The Charity of William Hobbayne is a charity for the relief of people in Ealing and Hanwell who are in conditions of need, hardship or distress.

== History ==
The Charity of William Hobbayne was set up in Hanwell in 1484 when local resident William Hobbayne or Hobbyns bequeathed 22 acres of land and a house valued at £6 per year to be used in benefit for the poor for so-called "godly purposes". This donation also helped at the time to educate and clothe twenty-four boys of the parish free of charge at the school of Greenford Magna. The Charity of William Hobbayne or Hobbayne's Charity then became the most important charity in that parish.
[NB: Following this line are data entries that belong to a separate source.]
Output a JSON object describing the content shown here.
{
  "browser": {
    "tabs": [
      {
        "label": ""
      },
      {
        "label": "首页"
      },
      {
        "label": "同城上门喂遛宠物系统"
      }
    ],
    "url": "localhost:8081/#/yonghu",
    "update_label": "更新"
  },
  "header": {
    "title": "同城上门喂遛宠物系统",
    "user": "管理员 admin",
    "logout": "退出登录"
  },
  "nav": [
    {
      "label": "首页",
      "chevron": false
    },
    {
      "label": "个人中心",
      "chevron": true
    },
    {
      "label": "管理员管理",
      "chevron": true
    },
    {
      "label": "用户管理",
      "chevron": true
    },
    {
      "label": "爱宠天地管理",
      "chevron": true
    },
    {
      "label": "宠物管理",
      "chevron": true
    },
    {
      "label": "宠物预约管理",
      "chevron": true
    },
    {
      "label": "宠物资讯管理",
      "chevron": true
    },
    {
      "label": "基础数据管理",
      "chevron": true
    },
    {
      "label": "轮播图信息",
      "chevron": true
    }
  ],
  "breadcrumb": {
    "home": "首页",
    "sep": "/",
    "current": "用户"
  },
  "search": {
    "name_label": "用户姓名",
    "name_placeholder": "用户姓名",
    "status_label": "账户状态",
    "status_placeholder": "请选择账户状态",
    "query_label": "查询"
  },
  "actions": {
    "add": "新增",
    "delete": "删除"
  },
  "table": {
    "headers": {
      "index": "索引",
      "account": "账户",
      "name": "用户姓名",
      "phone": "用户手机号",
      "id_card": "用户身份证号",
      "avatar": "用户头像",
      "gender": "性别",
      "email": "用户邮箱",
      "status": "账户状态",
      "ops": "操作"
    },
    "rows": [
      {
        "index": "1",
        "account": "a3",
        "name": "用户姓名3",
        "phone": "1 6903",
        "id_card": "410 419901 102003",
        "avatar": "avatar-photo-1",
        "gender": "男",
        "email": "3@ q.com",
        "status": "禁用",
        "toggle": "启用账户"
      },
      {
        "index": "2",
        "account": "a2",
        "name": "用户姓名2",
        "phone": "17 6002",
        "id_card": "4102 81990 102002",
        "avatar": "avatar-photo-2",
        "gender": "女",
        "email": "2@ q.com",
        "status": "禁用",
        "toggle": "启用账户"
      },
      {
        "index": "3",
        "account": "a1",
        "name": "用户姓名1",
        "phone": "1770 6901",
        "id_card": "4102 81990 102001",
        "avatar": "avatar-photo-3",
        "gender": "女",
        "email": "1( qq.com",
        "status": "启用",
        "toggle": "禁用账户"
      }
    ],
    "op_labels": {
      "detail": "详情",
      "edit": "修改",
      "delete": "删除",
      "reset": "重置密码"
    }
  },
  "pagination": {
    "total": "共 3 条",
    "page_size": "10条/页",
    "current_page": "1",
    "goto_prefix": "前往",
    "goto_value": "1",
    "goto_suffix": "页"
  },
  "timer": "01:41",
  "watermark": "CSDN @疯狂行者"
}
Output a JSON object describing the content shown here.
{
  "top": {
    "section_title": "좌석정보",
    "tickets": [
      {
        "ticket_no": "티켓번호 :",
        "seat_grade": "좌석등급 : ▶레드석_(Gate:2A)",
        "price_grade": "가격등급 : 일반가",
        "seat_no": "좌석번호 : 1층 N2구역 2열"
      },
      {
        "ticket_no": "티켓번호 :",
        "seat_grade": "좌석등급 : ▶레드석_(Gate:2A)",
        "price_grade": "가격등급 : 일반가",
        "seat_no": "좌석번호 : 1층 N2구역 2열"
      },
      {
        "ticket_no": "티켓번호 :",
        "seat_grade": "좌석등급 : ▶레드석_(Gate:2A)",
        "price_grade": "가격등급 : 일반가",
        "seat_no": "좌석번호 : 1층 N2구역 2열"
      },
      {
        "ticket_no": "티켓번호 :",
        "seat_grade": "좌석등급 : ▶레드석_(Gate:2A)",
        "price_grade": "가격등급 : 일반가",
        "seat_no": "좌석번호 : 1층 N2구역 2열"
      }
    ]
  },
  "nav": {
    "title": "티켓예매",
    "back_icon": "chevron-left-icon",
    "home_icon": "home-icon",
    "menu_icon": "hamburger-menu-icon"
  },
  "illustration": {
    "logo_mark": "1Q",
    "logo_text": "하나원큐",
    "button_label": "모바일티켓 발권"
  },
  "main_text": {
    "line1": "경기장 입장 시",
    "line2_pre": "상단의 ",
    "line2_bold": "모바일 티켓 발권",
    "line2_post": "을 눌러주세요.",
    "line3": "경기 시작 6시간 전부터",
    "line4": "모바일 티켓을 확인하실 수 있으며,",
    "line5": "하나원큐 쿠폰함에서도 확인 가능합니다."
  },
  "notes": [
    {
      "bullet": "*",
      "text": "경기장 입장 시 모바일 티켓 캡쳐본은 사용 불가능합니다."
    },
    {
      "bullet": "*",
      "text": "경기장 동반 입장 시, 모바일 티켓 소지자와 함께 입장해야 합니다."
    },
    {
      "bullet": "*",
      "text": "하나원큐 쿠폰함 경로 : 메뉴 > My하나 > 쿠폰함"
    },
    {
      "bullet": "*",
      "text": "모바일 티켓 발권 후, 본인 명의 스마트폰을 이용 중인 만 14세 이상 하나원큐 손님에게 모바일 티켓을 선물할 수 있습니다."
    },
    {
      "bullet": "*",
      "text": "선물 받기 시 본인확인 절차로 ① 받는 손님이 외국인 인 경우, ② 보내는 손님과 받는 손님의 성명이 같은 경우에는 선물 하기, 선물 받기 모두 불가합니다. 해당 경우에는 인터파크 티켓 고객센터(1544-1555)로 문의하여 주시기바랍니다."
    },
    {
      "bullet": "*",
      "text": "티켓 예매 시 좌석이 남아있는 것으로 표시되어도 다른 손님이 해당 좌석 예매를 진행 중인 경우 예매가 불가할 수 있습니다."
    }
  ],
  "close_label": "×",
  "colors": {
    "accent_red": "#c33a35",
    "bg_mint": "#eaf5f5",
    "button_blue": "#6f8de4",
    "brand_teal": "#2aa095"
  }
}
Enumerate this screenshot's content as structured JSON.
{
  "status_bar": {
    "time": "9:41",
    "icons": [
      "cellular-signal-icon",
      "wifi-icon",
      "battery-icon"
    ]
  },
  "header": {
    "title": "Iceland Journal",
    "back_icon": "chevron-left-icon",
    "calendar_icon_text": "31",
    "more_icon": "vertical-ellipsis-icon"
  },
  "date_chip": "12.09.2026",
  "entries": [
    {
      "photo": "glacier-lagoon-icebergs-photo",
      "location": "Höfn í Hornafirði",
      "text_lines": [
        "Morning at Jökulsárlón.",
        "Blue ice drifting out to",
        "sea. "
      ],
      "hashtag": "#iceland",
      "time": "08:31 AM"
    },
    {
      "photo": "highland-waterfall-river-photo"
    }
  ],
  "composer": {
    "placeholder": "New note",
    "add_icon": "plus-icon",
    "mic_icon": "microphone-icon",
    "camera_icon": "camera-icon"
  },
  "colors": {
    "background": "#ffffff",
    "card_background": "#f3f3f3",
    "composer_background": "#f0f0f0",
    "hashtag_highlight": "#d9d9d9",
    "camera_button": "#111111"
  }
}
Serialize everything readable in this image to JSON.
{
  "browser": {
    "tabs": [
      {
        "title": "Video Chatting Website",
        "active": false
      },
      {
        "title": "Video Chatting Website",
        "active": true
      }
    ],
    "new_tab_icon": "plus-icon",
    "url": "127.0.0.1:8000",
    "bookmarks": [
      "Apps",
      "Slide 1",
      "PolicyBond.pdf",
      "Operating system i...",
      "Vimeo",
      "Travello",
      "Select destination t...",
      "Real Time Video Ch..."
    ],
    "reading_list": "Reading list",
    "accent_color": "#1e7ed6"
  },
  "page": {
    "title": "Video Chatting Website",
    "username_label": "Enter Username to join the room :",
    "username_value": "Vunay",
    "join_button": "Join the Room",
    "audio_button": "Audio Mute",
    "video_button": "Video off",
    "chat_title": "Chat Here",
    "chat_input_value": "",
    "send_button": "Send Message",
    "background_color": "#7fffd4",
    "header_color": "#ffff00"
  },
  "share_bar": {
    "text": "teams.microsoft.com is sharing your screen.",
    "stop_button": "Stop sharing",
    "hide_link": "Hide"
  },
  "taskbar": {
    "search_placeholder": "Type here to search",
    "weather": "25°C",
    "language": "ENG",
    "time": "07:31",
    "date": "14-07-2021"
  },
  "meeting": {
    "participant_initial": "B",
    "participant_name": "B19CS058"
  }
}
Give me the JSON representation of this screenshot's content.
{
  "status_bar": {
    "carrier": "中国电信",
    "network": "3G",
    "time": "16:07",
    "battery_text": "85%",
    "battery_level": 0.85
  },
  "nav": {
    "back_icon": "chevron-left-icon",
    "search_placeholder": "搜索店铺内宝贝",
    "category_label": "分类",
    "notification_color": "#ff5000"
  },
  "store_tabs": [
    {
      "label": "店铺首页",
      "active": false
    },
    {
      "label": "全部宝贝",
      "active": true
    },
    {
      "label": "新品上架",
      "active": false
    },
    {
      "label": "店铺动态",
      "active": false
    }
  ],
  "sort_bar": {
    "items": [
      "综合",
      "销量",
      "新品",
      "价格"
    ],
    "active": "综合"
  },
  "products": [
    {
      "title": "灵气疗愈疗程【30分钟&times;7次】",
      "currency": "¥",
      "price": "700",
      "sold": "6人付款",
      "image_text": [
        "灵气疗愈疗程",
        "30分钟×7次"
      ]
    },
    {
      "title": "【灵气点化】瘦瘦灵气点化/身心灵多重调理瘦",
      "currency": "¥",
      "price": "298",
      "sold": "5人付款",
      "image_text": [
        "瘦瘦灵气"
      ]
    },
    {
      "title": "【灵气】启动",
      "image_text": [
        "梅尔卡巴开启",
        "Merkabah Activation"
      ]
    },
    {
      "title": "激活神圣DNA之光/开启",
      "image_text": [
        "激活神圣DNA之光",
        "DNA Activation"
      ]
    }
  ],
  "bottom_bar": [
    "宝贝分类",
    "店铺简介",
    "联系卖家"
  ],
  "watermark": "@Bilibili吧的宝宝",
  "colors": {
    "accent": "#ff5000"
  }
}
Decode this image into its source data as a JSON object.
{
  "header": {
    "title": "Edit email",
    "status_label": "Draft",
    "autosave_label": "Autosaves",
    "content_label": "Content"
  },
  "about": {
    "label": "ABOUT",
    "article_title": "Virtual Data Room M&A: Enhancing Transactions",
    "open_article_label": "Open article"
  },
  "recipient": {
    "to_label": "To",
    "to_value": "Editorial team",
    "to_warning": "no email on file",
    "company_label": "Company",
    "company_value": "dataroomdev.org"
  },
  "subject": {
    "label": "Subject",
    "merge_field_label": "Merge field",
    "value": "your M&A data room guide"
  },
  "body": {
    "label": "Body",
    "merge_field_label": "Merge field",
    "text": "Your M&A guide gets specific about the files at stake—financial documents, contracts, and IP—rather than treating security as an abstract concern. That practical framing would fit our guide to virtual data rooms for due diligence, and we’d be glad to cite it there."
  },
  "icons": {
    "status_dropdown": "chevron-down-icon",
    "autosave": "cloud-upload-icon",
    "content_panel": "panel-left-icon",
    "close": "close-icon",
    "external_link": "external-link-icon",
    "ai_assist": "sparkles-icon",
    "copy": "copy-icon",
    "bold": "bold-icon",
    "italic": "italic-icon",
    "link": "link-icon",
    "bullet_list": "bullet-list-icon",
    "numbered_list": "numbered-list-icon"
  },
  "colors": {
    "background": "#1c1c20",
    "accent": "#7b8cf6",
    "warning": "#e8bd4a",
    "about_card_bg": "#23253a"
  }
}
The Charity has records going back to 1612 which are lodged with the London Metropolitan Archive. William Hobbayne's will was lost within a century of his death. A search carried out in 1804 failed to find the will. According to an Inquisition held on 3 April 1612:At Court held for Manor of Greenford and Hanwell on 6 May 1573, it is recorded that William Hobbayne surrendered to "godly uses"; the admission at various times of feoffees to hold the lands to the use and behoof of the parishioners of Hanwell, to maintain the church there and relieve the poor of the same parish.By the 17th century, the Charity of William Hobbayne owned a significant amount of land in the parish of Hanwell. Its board of trustees came from the richest and most powerful residents of the area and acted, in effect, as a parish council.

== Governance ==
Hobbayne's Charity is registered with the Charity Commission as Charity Number: 211547. It has 12 trustees. The Rector of St Mary's church in Hanwell is automatically (ex officio) appointed as the charity's Chair.

== Award ==
In 2022, the Charity of William Hobbayne received the Queen's Award for Voluntary Service.